As for the start of the book, we’re still kicking around ideas. But here is the start of some thoughts on the issue of global hunger:

“Humans are hungry both at the edges and at the core of our shared life. Hunger is never absent; it is ubiquitous; it afflicts those in noisy, crowded cities and quiet, forgotten villages. At one time, it may have seemed like a spent, dispersed force – something from the past — that touched only, say, rural Africans. Those far from what we might call humanity’s core or center, those living far from the centers of finance and power. And yes, it can seem hidden.
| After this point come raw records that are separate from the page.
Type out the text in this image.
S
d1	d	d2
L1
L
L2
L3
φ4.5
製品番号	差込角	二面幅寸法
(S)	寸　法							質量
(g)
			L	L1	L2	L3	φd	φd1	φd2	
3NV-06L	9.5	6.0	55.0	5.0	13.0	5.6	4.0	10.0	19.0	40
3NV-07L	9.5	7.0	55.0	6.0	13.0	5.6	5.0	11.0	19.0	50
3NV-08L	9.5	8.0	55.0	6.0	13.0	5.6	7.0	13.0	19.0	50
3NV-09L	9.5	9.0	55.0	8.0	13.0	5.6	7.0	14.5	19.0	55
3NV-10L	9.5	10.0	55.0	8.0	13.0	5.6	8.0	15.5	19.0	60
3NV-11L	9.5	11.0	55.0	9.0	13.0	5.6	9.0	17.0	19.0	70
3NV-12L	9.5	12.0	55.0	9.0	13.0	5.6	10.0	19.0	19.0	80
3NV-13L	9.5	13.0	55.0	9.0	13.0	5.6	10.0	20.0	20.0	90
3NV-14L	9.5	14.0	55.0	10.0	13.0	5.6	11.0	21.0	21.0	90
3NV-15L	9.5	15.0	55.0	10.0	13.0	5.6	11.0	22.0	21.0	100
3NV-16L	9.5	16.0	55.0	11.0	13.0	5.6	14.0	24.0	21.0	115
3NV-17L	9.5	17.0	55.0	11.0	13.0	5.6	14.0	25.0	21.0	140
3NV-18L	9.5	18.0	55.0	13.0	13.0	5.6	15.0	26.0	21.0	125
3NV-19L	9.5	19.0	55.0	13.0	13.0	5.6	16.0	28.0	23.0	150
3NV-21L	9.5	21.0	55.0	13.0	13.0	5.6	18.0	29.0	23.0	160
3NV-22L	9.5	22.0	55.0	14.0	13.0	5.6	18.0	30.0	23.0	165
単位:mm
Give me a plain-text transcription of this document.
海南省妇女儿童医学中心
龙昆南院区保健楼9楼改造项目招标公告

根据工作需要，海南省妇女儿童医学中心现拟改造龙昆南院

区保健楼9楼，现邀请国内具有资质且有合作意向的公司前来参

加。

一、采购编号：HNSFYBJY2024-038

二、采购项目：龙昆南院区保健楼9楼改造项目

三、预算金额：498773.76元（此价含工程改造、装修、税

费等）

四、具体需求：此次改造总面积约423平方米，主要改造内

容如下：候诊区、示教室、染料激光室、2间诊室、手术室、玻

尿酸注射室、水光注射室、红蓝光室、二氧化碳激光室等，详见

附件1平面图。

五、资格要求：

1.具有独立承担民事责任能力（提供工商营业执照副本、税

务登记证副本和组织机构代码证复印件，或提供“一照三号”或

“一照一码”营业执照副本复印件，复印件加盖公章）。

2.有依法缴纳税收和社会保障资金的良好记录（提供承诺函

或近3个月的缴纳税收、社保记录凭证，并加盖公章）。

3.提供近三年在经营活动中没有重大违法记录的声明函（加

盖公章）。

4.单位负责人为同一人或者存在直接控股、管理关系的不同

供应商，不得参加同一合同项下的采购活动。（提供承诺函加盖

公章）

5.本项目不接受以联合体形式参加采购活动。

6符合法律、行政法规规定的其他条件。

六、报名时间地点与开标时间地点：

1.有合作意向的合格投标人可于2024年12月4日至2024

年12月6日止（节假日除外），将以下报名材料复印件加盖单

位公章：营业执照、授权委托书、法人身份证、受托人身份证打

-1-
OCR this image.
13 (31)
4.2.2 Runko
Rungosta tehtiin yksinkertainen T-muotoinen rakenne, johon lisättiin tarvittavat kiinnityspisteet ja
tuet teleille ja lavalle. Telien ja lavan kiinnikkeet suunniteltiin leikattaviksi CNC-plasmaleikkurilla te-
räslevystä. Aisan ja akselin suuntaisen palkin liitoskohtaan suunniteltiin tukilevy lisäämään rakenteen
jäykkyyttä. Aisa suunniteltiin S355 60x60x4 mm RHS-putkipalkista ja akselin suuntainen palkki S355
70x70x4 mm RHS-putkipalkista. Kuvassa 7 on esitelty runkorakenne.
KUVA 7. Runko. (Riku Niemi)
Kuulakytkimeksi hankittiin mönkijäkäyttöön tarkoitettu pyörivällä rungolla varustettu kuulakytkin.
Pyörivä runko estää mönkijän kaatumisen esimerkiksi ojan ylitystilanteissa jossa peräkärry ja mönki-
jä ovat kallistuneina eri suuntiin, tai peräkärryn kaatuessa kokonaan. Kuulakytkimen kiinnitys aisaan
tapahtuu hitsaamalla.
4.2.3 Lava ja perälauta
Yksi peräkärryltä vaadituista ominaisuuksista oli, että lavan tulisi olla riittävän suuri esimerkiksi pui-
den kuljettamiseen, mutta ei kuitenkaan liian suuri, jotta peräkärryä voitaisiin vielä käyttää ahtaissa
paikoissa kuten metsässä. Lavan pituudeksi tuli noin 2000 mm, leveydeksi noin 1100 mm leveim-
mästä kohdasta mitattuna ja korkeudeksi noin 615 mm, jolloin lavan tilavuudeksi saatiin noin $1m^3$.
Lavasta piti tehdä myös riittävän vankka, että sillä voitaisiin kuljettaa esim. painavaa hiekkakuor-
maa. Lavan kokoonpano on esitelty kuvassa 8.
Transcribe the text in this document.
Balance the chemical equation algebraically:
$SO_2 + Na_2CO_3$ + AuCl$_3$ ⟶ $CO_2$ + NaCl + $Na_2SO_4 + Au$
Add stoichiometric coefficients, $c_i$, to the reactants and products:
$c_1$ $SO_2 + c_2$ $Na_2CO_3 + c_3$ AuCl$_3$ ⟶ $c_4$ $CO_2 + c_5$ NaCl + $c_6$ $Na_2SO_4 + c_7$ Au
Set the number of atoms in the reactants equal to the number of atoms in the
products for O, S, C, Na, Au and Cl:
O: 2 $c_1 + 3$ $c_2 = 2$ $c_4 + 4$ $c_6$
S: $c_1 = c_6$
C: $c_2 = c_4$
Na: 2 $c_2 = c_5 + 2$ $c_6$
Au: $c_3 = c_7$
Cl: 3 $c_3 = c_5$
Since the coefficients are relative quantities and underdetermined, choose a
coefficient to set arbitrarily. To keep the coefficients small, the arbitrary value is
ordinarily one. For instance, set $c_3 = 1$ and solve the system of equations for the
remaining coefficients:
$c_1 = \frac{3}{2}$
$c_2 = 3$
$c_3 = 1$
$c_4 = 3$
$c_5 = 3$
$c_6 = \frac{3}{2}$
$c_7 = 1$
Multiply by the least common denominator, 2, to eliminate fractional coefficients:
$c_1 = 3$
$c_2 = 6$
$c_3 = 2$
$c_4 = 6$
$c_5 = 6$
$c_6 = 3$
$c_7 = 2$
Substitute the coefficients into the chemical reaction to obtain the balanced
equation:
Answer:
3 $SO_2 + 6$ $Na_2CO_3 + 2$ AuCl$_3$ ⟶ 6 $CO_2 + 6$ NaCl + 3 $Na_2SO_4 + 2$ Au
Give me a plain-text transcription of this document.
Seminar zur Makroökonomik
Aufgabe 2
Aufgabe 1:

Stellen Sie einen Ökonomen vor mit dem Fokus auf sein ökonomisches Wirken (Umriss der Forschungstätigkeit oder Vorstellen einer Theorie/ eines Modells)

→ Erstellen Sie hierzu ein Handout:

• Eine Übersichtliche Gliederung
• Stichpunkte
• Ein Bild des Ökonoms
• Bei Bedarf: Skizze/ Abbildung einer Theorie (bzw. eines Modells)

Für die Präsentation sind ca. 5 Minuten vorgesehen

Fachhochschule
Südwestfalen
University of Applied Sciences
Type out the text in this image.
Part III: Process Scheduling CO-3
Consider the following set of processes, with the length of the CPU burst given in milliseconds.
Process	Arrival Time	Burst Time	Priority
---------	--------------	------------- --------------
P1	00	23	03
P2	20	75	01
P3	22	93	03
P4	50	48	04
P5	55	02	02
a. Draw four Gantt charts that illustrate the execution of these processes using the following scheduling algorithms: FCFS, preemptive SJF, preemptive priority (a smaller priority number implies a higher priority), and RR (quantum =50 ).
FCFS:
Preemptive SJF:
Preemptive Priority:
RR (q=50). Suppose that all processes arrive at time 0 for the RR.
But actually it hides in plain sight.  It does its work quietly and insidiously; it gnaws and burrows into so many lives: the poor in New Mexico and the poor in Indonesia, those who toil in kilns in rural Pakistan and those who work not far from the shadow of Wall Street.

“Hunger’s faces are our faces:  The 9-year-old girl in Nairobi who proudly wears a blue school uniform and eats but once a day yet is tired and wan by day’s end. The infant in Moldova, wrapped in blankets but already stunted due to lack of nourishment. The 7-year-old in rural Colorado whose only meal at home is a breakfast of pork rinds and crackers and is asleep at his school desk by 1 in the afternoon. It is never far gone in the world, hunger is. It takes, it steals, it coils, it robs. It diminishes us, it haunts and stunts us, it reduces us. And yet its ultimate dirty secret is this: it needn’t do any of these things. It could, with enough political will and human agency, be ended for good. It needn’t claim, it needn’t maim, it needn’t decimate, it needn’t destroy, it needn’t triumph over hope. It can be stopped.”

Our book will be coming out in 2015. More word on it as we go along.

Chris Herlinger is senior writer with CWS.